モンティ・ホール問題とは、条件付き確率を論じる際に頻出の問題で、確率論的に正しいことと人間の直感とが一致しないことの例としてよく話題になる。問題の内容は以下のとおりである。
「プレーヤーの前に閉まった3つのドアがあって、1つのドアの後ろには景品の新車が、2つのドアの後ろには、はずれを意味するヤギがいる。プレーヤーは新車のドアを当てると新車がもらえる。プレーヤーが1つのドアを選択した後、司会のモンティが残りのドアのうちヤギがいるドアを開けてヤギを見せる。ここでプレーヤーは、最初に選んだドアを、残っている開けられていないドアに変更してもよいと言われる。プレーヤーはドアを変更すべきだろうか?」
wikipediaより引用
ここで、プレイヤーに選択したドアが当たりである確率は、残されたドアが2つなので、直感では2分の1に思える。しかし、条件付き確率の論理を使うと、答えは3分の1になるので、プレイヤーはドアを変更することで、当たる確率が2倍(3分の2)になるというのが定説である。つまり、直感解の2分の1は間違いで、正解は3分の1ということである。これ以降、正解を「模範解」としよう。
しかし、豊田(2016)は、モンティ・ホール問題の直感解の2分の1は、間違っているわけではないと主張する。むしろ、プレイヤーがその場で2分の1と判断することのほうが自然であり、それが正解だというのである。

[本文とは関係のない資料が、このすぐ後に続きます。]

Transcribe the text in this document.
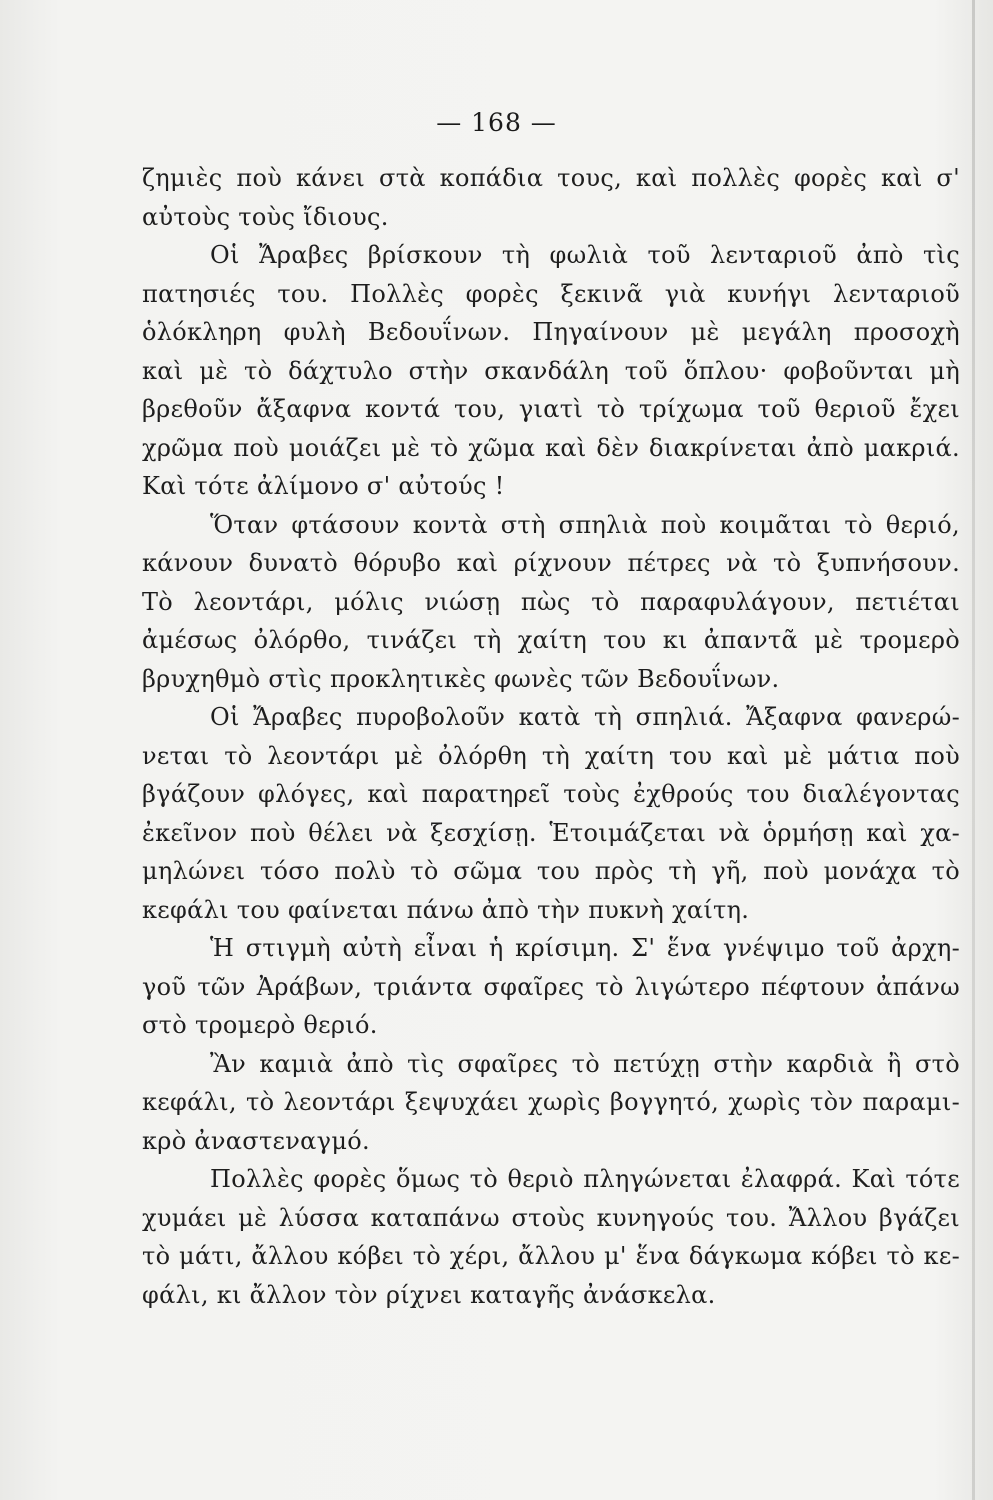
— 168 —
ζημιὲς ποὺ κάνει στὰ κοπάδια τους, καὶ πολλὲς φορὲς καὶ σ'
αὐτοὺς τοὺς ἴδιους.
Οἱ Ἄραβες βρίσκουν τὴ φωλιὰ τοῦ λενταριοῦ ἀπὸ τὶς
πατησιές του. Πολλὲς φορὲς ξεκινᾶ γιὰ κυνήγι λενταριοῦ
ὁλόκληρη φυλὴ Βεδουΐνων. Πηγαίνουν μὲ μεγάλη προσοχὴ
καὶ μὲ τὸ δάχτυλο στὴν σκανδάλη τοῦ ὅπλου· φοβοῦνται μὴ
βρεθοῦν ἄξαφνα κοντά του, γιατὶ τὸ τρίχωμα τοῦ θεριοῦ ἔχει
χρῶμα ποὺ μοιάζει μὲ τὸ χῶμα καὶ δὲν διακρίνεται ἀπὸ μακριά.
Καὶ τότε ἀλίμονο σ' αὐτούς !
Ὅταν φτάσουν κοντὰ στὴ σπηλιὰ ποὺ κοιμᾶται τὸ θεριό,
κάνουν δυνατὸ θόρυβο καὶ ρίχνουν πέτρες νὰ τὸ ξυπνήσουν.
Τὸ λεοντάρι, μόλις νιώσῃ πὼς τὸ παραφυλάγουν, πετιέται
ἀμέσως ὀλόρθο, τινάζει τὴ χαίτη του κι ἀπαντᾶ μὲ τρομερὸ
βρυχηθμὸ στὶς προκλητικὲς φωνὲς τῶν Βεδουΐνων.
Οἱ Ἄραβες πυροβολοῦν κατὰ τὴ σπηλιά. Ἄξαφνα φανερώ-
νεται τὸ λεοντάρι μὲ ὀλόρθη τὴ χαίτη του καὶ μὲ μάτια ποὺ
βγάζουν φλόγες, καὶ παρατηρεῖ τοὺς ἐχθρούς του διαλέγοντας
ἐκεῖνον ποὺ θέλει νὰ ξεσχίσῃ. Ἑτοιμάζεται νὰ ὁρμήσῃ καὶ χα-
μηλώνει τόσο πολὺ τὸ σῶμα του πρὸς τὴ γῆ, ποὺ μονάχα τὸ
κεφάλι του φαίνεται πάνω ἀπὸ τὴν πυκνὴ χαίτη.
Ἡ στιγμὴ αὐτὴ εἶναι ἡ κρίσιμη. Σ' ἕνα γνέψιμο τοῦ ἀρχη-
γοῦ τῶν Ἀράβων, τριάντα σφαῖρες τὸ λιγώτερο πέφτουν ἀπάνω
στὸ τρομερὸ θεριό.
Ἂν καμιὰ ἀπὸ τὶς σφαῖρες τὸ πετύχῃ στὴν καρδιὰ ἢ στὸ
κεφάλι, τὸ λεοντάρι ξεψυχάει χωρὶς βογγητό, χωρὶς τὸν παραμι-
κρὸ ἀναστεναγμό.
Πολλὲς φορὲς ὅμως τὸ θεριὸ πληγώνεται ἐλαφρά. Καὶ τότε
χυμάει μὲ λύσσα καταπάνω στοὺς κυνηγούς του. Ἄλλου βγάζει
τὸ μάτι, ἄλλου κόβει τὸ χέρι, ἄλλου μ' ἕνα δάγκωμα κόβει τὸ κε-
φάλι, κι ἄλλον τὸν ρίχνει καταγῆς ἀνάσκελα.
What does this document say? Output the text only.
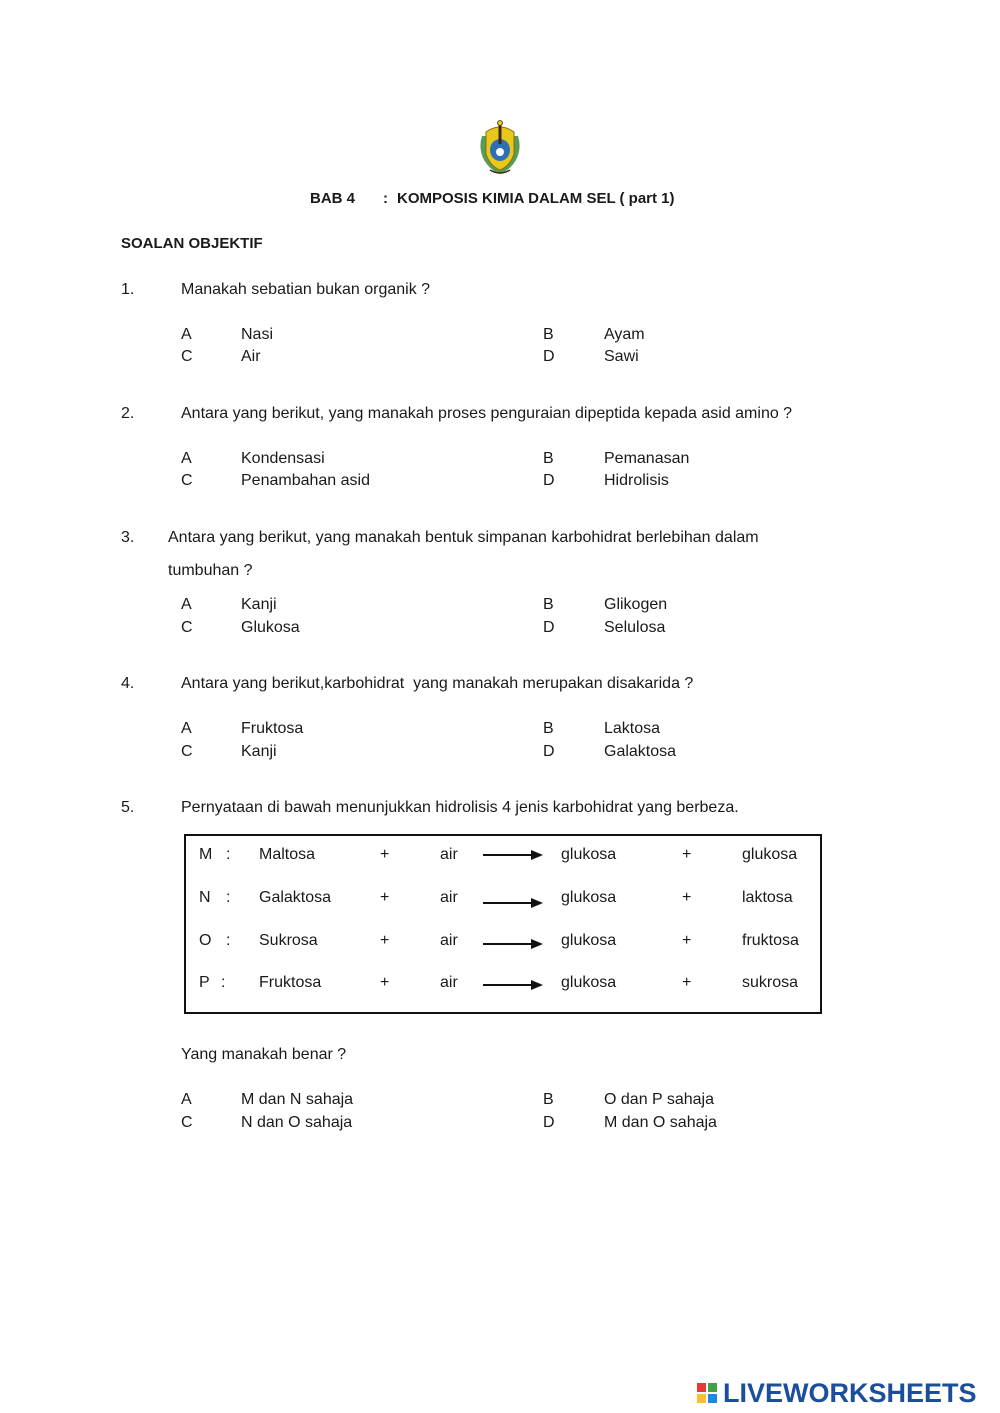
BAB 4 : KOMPOSIS KIMIA DALAM SEL ( part 1)
SOALAN OBJEKTIF
1.	Manakah sebatian bukan organik ?
A	Nasi	B	Ayam
C	Air	D	Sawi
2.	Antara yang berikut, yang manakah proses penguraian dipeptida kepada asid amino ?
A	Kondensasi	B	Pemanasan
C	Penambahan asid	D	Hidrolisis
3. Antara yang berikut, yang manakah bentuk simpanan karbohidrat berlebihan dalam
tumbuhan ?
A	Kanji	B	Glikogen
C	Glukosa	D	Selulosa
4.	Antara yang berikut,karbohidrat  yang manakah merupakan disakarida ?
A	Fruktosa	B	Laktosa
C	Kanji	D	Galaktosa
5.	Pernyataan di bawah menunjukkan hidrolisis 4 jenis karbohidrat yang berbeza.
M : Maltosa	+	air	glukosa	+	glukosa
N : Galaktosa	+	air	glukosa	+	laktosa
O : Sukrosa	+	air	glukosa	+	fruktosa
P : Fruktosa	+	air	glukosa	+	sukrosa
Yang manakah benar ?
A	M dan N sahaja	B	O dan P sahaja
C	N dan O sahaja	D	M dan O sahaja
LIVEWORKSHEETS
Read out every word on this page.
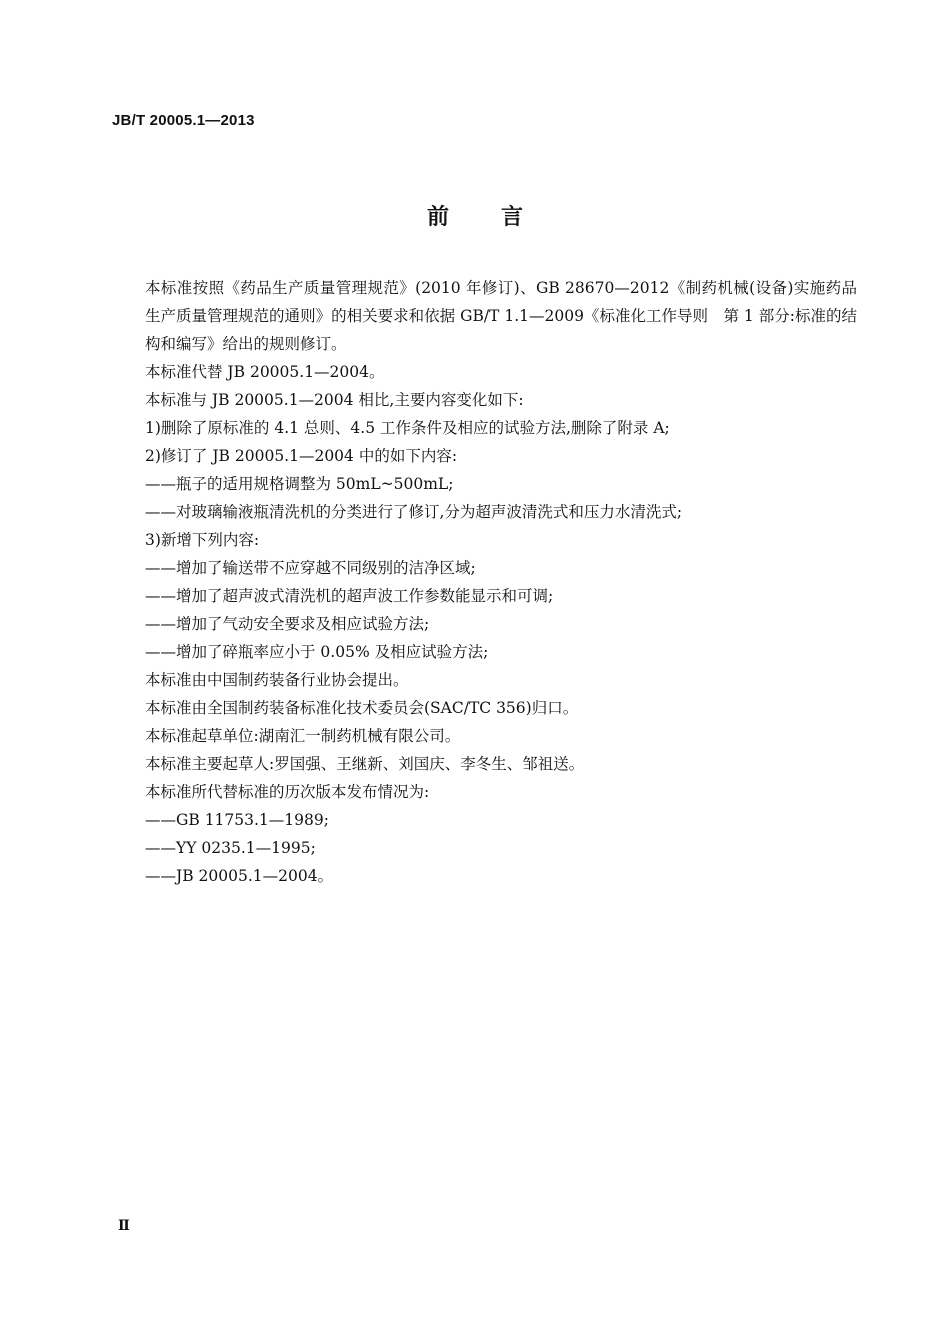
JB/T 20005.1—2013
前言

本标准按照《药品生产质量管理规范》(2010 年修订)、GB 28670—2012《制药机械(设备)实施药品生产质量管理规范的通则》的相关要求和依据 GB/T 1.1—2009《标准化工作导则　第 1 部分:标准的结构和编写》给出的规则修订。

本标准代替 JB 20005.1—2004。

本标准与 JB 20005.1—2004 相比,主要内容变化如下:

1)删除了原标准的 4.1 总则、4.5 工作条件及相应的试验方法,删除了附录 A;

2)修订了 JB 20005.1—2004 中的如下内容:

——瓶子的适用规格调整为 50mL~500mL;

——对玻璃输液瓶清洗机的分类进行了修订,分为超声波清洗式和压力水清洗式;

3)新增下列内容:

——增加了输送带不应穿越不同级别的洁净区域;

——增加了超声波式清洗机的超声波工作参数能显示和可调;

——增加了气动安全要求及相应试验方法;

——增加了碎瓶率应小于 0.05% 及相应试验方法;

本标准由中国制药装备行业协会提出。

本标准由全国制药装备标准化技术委员会(SAC/TC 356)归口。

本标准起草单位:湖南汇一制药机械有限公司。

本标准主要起草人:罗国强、王继新、刘国庆、李冬生、邹祖送。

本标准所代替标准的历次版本发布情况为:

——GB 11753.1—1989;

——YY 0235.1—1995;

——JB 20005.1—2004。

Ⅱ
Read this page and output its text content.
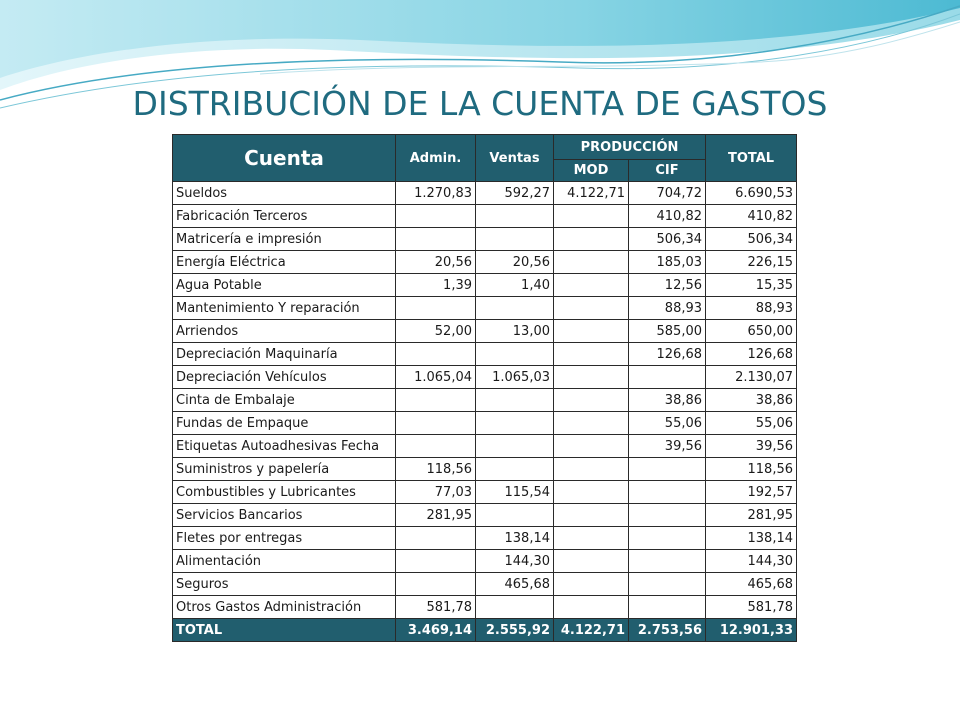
DISTRIBUCIÓN DE LA CUENTA DE GASTOS
Cuenta	Admin.	Ventas	PRODUCCIÓN		TOTAL
			MOD	CIF	
Sueldos	1.270,83	592,27	4.122,71	704,72	6.690,53
Fabricación Terceros				410,82	410,82
Matricería e impresión				506,34	506,34
Energía Eléctrica	20,56	20,56		185,03	226,15
Agua Potable	1,39	1,40		12,56	15,35
Mantenimiento Y reparación				88,93	88,93
Arriendos	52,00	13,00		585,00	650,00
Depreciación Maquinaría				126,68	126,68
Depreciación Vehículos	1.065,04	1.065,03			2.130,07
Cinta de Embalaje				38,86	38,86
Fundas de Empaque				55,06	55,06
Etiquetas Autoadhesivas Fecha				39,56	39,56
Suministros y papelería	118,56				118,56
Combustibles y Lubricantes	77,03	115,54			192,57
Servicios Bancarios	281,95				281,95
Fletes por entregas		138,14			138,14
Alimentación		144,30			144,30
Seguros		465,68			465,68
Otros Gastos Administración	581,78				581,78
TOTAL	3.469,14	2.555,92	4.122,71	2.753,56	12.901,33
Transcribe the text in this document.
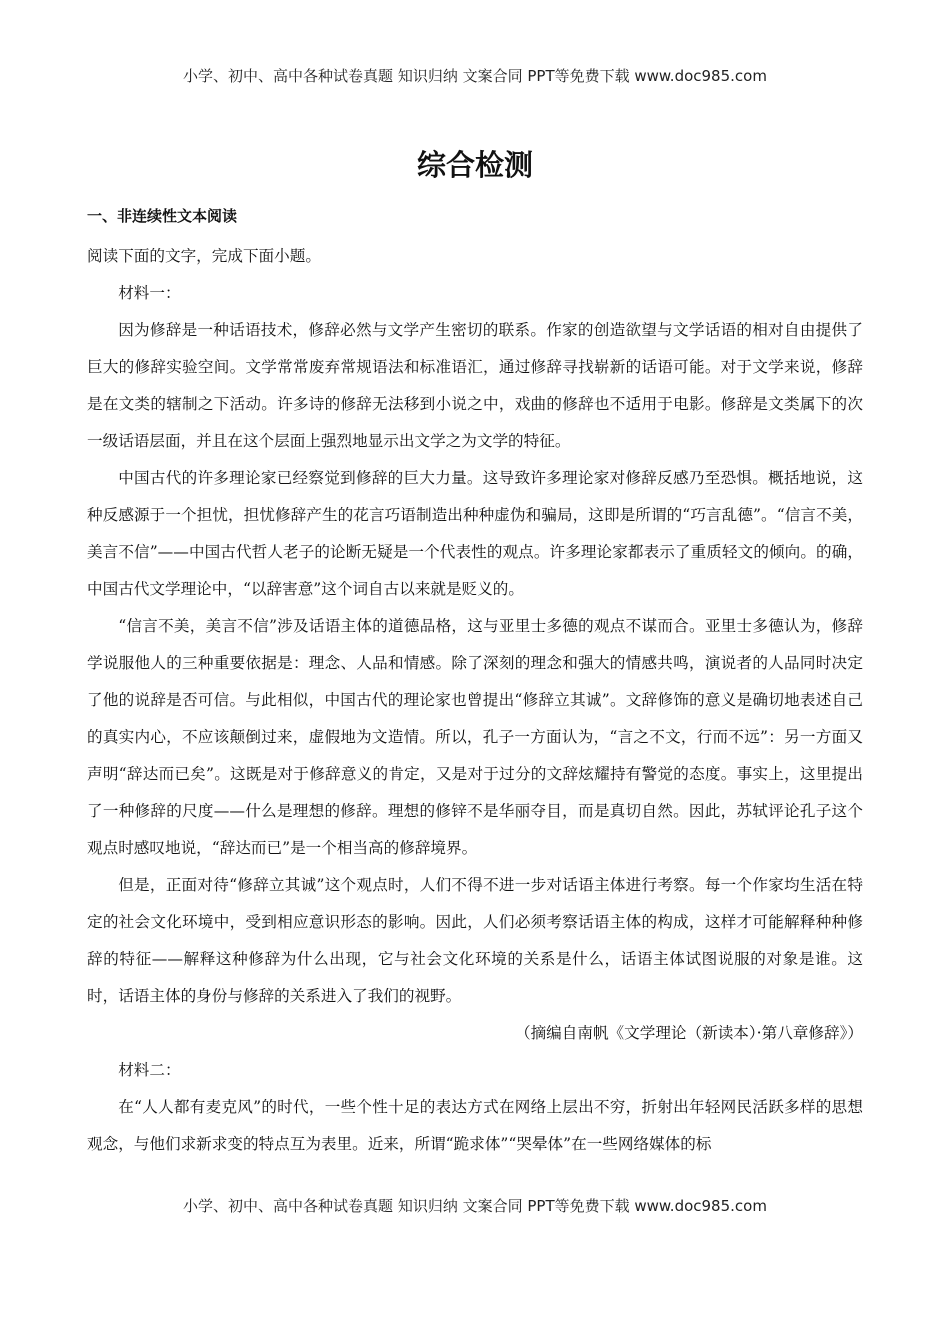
小学、初中、高中各种试卷真题 知识归纳 文案合同 PPT等免费下载 www.doc985.com
综合检测
一、非连续性文本阅读

阅读下面的文字，完成下面小题。

材料一：

因为修辞是一种话语技术，修辞必然与文学产生密切的联系。作家的创造欲望与文学话语的相对自由提供了巨大的修辞实验空间。文学常常废弃常规语法和标准语汇，通过修辞寻找崭新的话语可能。对于文学来说，修辞是在文类的辖制之下活动。许多诗的修辞无法移到小说之中，戏曲的修辞也不适用于电影。修辞是文类属下的次一级话语层面，并且在这个层面上强烈地显示出文学之为文学的特征。

中国古代的许多理论家已经察觉到修辞的巨大力量。这导致许多理论家对修辞反感乃至恐惧。概括地说，这种反感源于一个担忧，担忧修辞产生的花言巧语制造出种种虚伪和骗局，这即是所谓的“巧言乱德”。“信言不美，美言不信”——中国古代哲人老子的论断无疑是一个代表性的观点。许多理论家都表示了重质轻文的倾向。的确，中国古代文学理论中，“以辞害意”这个词自古以来就是贬义的。

“信言不美，美言不信”涉及话语主体的道德品格，这与亚里士多德的观点不谋而合。亚里士多德认为，修辞学说服他人的三种重要依据是：理念、人品和情感。除了深刻的理念和强大的情感共鸣，演说者的人品同时决定了他的说辞是否可信。与此相似，中国古代的理论家也曾提出“修辞立其诚”。文辞修饰的意义是确切地表述自己的真实内心，不应该颠倒过来，虚假地为文造情。所以，孔子一方面认为，“言之不文，行而不远”：另一方面又声明“辞达而已矣”。这既是对于修辞意义的肯定，又是对于过分的文辞炫耀持有警觉的态度。事实上，这里提出了一种修辞的尺度——什么是理想的修辞。理想的修锌不是华丽夺目，而是真切自然。因此，苏轼评论孔子这个观点时感叹地说，“辞达而已”是一个相当高的修辞境界。

但是，正面对待“修辞立其诚”这个观点时，人们不得不进一步对话语主体进行考察。每一个作家均生活在特定的社会文化环境中，受到相应意识形态的影响。因此，人们必须考察话语主体的构成，这样才可能解释种种修辞的特征——解释这种修辞为什么出现，它与社会文化环境的关系是什么，话语主体试图说服的对象是谁。这时，话语主体的身份与修辞的关系进入了我们的视野。

（摘编自南帆《文学理论（新读本）·第八章修辞》）

材料二：

在“人人都有麦克风”的时代，一些个性十足的表达方式在网络上层出不穷，折射出年轻网民活跃多样的思想观念，与他们求新求变的特点互为表里。近来，所谓“跪求体”“哭晕体”在一些网络媒体的标

小学、初中、高中各种试卷真题 知识归纳 文案合同 PPT等免费下载 www.doc985.com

そのロジックは何だろうか。
条件付き確率との関係が深いベイズの理論では、事前確率を設定し、新たなデータを吟味して、事後確率を求める。モンティ・ホール問題では、3つのドアのそれぞれに当たりが出る確率は3分の1とするのが事前確率で、その後、司会がドアを1つを開けた事実がデータであり、そのデータから、条件付き確率(そのドアがはずれであったときに、選んだドアが当たりである確率)、すなわち事後確率を求める。このようなプロセスを踏んで、模範解である3分の1を導いていくわけであるが、実は、このプロセスの中で、気づきにくいもう1つの事前確率が設定されているのである。それは、選んだドアが当たりの時に、司会者が特定のドアを開ける確率である。これを2分の1と設定すると、模範解である3分の1が導かれるので、これを正解とし、直感解を誤りとするのである。
豊田によれば、模範解の計算に用いられる2つ事前確率のうち、3つのドアのそれぞれに当たりが出る確率を3分の1とするのは、まあ妥当であるとしても、残りの選んだドアが当たりの時に、司会者が特定のドアを開ける確率を2分の1とすることは再考すべきである。本当に2分の1でよいのかということである。むしろ「確率は不明である」とするのが適切ではないかということである。例えば、2つのドアがはずれのとき、司会者はランダムにどちらかを開けるのではなく、常に自分の手前にあるドアを開けるかもしれないというような様々な可能性を考慮するのである。ベイズ統計では、このように、事前確率が自明でないときに、特定の確率分布を用いる。そして、豊田は、そのとき用いる分布として無難なのが、無情報的確率分布としての一様分布だという。一言でいえば、2分の1とか、3分の1とか、あるいは6分の1とか、事前確率が様々な値であることの「確率」が等しいと仮定するのである。
上記の手続きを踏むと、プレイヤーに選択したドアが当たりである確率の値の「確率分布」が生成される。これがベイズ統計でいうところの事後分布である。この確率分布を読み解くことによって、モンティ・ホール問題に対する何らかの結論を導くことになる。豊田によれば、模範解である3分の1は、事後分布の「中央値」である。しかし、分布の形によっては中央値が分布を代表する値であるとは限らない。実は、直感解である2分の1は、事後確率としてはもっとも高い確率を与える値なのである。要するに、モンティ・ホール問題について、すぐには気づきにくい「残りの選んだドアが当たりの時に、司会者が特定のドアを開ける確率」を、2分の1ではなく不明であると仮定して、ベイズ統計的な推論を行うと、直感解である2分の1である確率がもっとも高い、ということになる。このことから、豊田は、2分の1が正解なのだと解説するのである。